Wednesday, December 28, 2011

Unless I Had Believed...

Christmas just came and went, seemingly so quickly! I hope you had a great Christmas with family and friends! Mine was wonderful.

It's comical to me how after Christmas Day is over, people are immediately counting down the days until Christmas of the next year. Speaking of, as of now we have about 362 days and 14 hours until next Christmas.

I wonder why? Maybe it's because Christmas is a time of hope, of celebration, of believing. And quite honestly, our world continues to throw at us reasons not to hope, not to celebrate, not to believe.

I can't help but wonder what the people of God were thinking and feeling before Jesus, the Messiah, their long-awaited Savior, came into the world. For centuries they waited. Centuries! Did they still have hope? Did they find anything to celebrate? Did they still believe the Messiah would still come one day?

I'll be honest, I have a hard time holding onto hope and continuing to believe God will answer a prayer or fulfill His promises after only a few short weeks. I can't imagine being one of the people waiting for the Messiah for years upon years upon years! I'm afraid I would have given up all hope & just started believing that God had forgotten me or was punishing me by leaving me in my miserable state.

The reality is that we're going to believe something. The question is, what do you believe in times that seem hopeless, when you see absolutely nothing good happening, when the world tempts you to quit believing in goodness, to quit believing in God? Do you believe God's promises, or do you believe that nagging voice that speaks against everything Scripture and faith say are true?

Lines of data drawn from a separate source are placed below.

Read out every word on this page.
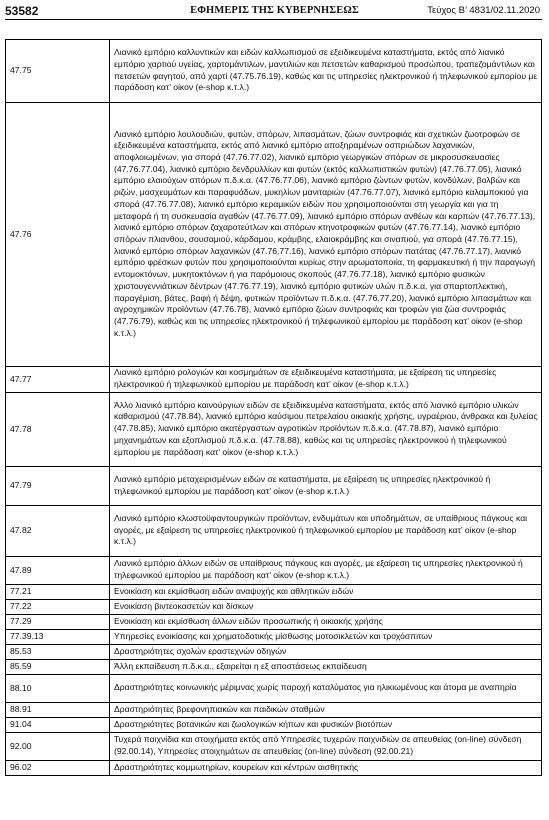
53582	ΕΦΗΜΕΡΙΣ ΤΗΣ ΚΥΒΕΡΝΗΣΕΩΣ	Τεύχος Β’ 4831/02.11.2020
47.75	Λιανικό εμπόριο καλλυντικών και ειδών καλλωπισμού σε εξειδικευμένα καταστήματα, εκτός από λιανικό εμπόριο χαρτιού υγείας, χαρτομάντιλων, μαντιλιών και πετσετών καθαρισμού προσώπου, τραπεζομάντιλων και πετσετών φαγητού, από χαρτί (47.75.76.19), καθώς και τις υπηρεσίες ηλεκτρονικού ή τηλεφωνικού εμπορίου με παράδοση κατ’ οίκον (e-shop κ.τ.λ.)
47.76	Λιανικό εμπόριο λουλουδιών, φυτών, σπόρων, λιπασμάτων, ζώων συντροφιάς και σχετικών ζωοτροφών σε εξειδικευμένα καταστήματα, εκτός από λιανικό εμπόριο αποξηραμένων οσπριώδων λαχανικών, αποφλοιωμένων, για σπορά (47.76.77.02), λιανικό εμπόριο γεωργικών σπόρων σε μικροσυσκευασίες (47.76.77.04), λιανικό εμπόριο δενδρυλλίων και φυτών (εκτός καλλωπιστικών φυτών) (47.76.77.05), λιανικό εμπόριο ελαιούχων σπόρων π.δ.κ.α. (47.76.77.06), λιανικό εμπόριο ζώντων φυτών, κονδύλων, βολβών και ριζών, μοσχευμάτων και παραφυάδων, μυκηλίων μανιταριών (47.76.77.07), λιανικό εμπόριο καλαμποκιού για σπορά (47.76.77.08), λιανικό εμπόριο κεραμικών ειδών που χρησιμοποιούνται στη γεωργία και για τη μεταφορά ή τη συσκευασία αγαθών (47.76.77.09), λιανικό εμπόριο σπόρων ανθέων και καρπών (47.76.77.13), λιανικό εμπόριο σπόρων ζαχαροτεύτλων και σπόρων κτηνοτροφικών φυτών (47.76.77.14), λιανικό εμπόριο σπόρων πλιανθου, σουσαμιού, κάρδαμου, κράμβης, ελαιοκράμβης και σιναπιού, για σπορά (47.76.77.15), λιανικό εμπόριο σπόρων λαχανικών (47.76.77.16), λιανικό εμπόριο σπόρων πατάτας (47.76.77.17), λιανικό εμπόριο φρέσκων φυτών που χρησιμοποιούνται κυρίως στην αρωματοποιία, τη φαρμακευτική ή την παραγωγή εντομοκτόνων, μυκητοκτόνων ή για παρόμοιους σκοπούς (47.76.77.18), λιανικό εμπόριο φυσικών χριστουγεννιάτικων δέντρων (47.76.77.19), λιανικό εμπόριο φυτικών υλών π.δ.κ.α. για σπαρτοπλεκτική, παραγέμιση, βάτες, βαφή ή δέψη, φυτικών προϊόντων π.δ.κ.α. (47.76.77.20), λιανικό εμπόριο λιπασμάτων και αγροχημικών προϊόντων (47.76.78), λιανικό εμπόριο ζώων συντροφιάς και τροφών για ζώα συντροφιάς (47.76.79), καθώς και τις υπηρεσίες ηλεκτρονικού ή τηλεφωνικού εμπορίου με παράδοση κατ’ οίκον (e-shop κ.τ.λ.)
47.77	Λιανικό εμπόριο ρολογιών και κοσμημάτων σε εξειδικευμένα καταστήματα, με εξαίρεση τις υπηρεσίες ηλεκτρονικού ή τηλεφωνικού εμπορίου με παράδοση κατ’ οίκον (e-shop κ.τ.λ.)
47.78	Άλλο λιανικό εμπόριο καινούργιων ειδών σε εξειδικευμένα καταστήματα, εκτός από λιανικό εμπόριο υλικών καθαρισμού (47.78.84), λιανικό εμπόριο καύσιμου πετρελαίου οικιακής χρήσης, υγραέριου, άνθρακα και ξυλείας (47.78.85), λιανικό εμπόριο ακατέργαστων αγροτικών προϊόντων π.δ.κ.α. (47.78.87), λιανικό εμπόριο μηχανημάτων και εξοπλισμού π.δ.κ.α. (47.78.88), καθώς και τις υπηρεσίες ηλεκτρονικού ή τηλεφωνικού εμπορίου με παράδοση κατ’ οίκον (e-shop κ.τ.λ.)
47.79	Λιανικό εμπόριο μεταχειρισμένων ειδών σε καταστήματα, με εξαίρεση τις υπηρεσίες ηλεκτρονικού ή τηλεφωνικού εμπορίου με παράδοση κατ’ οίκον (e-shop κ.τ.λ.)
47.82	Λιανικό εμπόριο κλωστοϋφαντουργικών προϊόντων, ενδυμάτων και υποδημάτων, σε υπαίθριους πάγκους και αγορές, με εξαίρεση τις υπηρεσίες ηλεκτρονικού ή τηλεφωνικού εμπορίου με παράδοση κατ’ οίκον (e-shop κ.τ.λ.)
47.89	Λιανικό εμπόριο άλλων ειδών σε υπαίθριους πάγκους και αγορές, με εξαίρεση τις υπηρεσίες ηλεκτρονικού ή τηλεφωνικού εμπορίου με παράδοση κατ’ οίκον (e-shop κ.τ.λ.)
77.21	Ενοικίαση και εκμίσθωση ειδών αναψυχής και αθλητικών ειδών
77.22	Ενοικίαση βιντεοκασετών και δίσκων
77.29	Ενοικίαση και εκμίσθωση άλλων ειδών προσωπικής ή οικιακής χρήσης
77.39.13	Υπηρεσίες ενοικίασης και χρηματοδοτικής μίσθωσης μοτοσικλετών και τροχόσπιτων
85.53	Δραστηριότητες σχολών εραστεχνών οδηγών
85.59	Άλλη εκπαίδευση π.δ.κ.α., εξαιρείται η εξ αποστάσεως εκπαίδευση
88.10	Δραστηριότητες κοινωνικής μέριμνας χωρίς παροχή καταλύματος για ηλικιωμένους και άτομα με αναπηρία
88.91	Δραστηριότητες βρεφονηπιακών και παιδικών σταθμών
91.04	Δραστηριότητες βοτανικών και ζωολογικών κήπων και φυσικών βιοτόπων
92.00	Τυχερά παιχνίδια και στοιχήματα εκτός από Υπηρεσίες τυχερών παιχνιδιών σε απευθείας (on-line) σύνδεση (92.00.14), Υπηρεσίες στοιχημάτων σε απευθείας (on-line) σύνδεση (92.00.21)
96.02	Δραστηριότητες κομμωτηρίων, κουρείων και κέντρων αισθητικής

One of my favorite Scriptures that I cling to in hard times is Psalm 27:13-14:

"I would have despaired unless I had believed that I would see the goodness of the LORD in the land of the living. Wait for the LORD; Be strong and let your heart take courage; Yes, wait for the LORD." (NASB)

I can't imagine where I'd be without Jesus in my life and without God's words of truth to give me hope and help me keep believing. And I can't imagine what I'd do without friends who help me keep hoping and believing. These are entirely gifts of God's grace for which I am eternally grateful, and they're available to us all.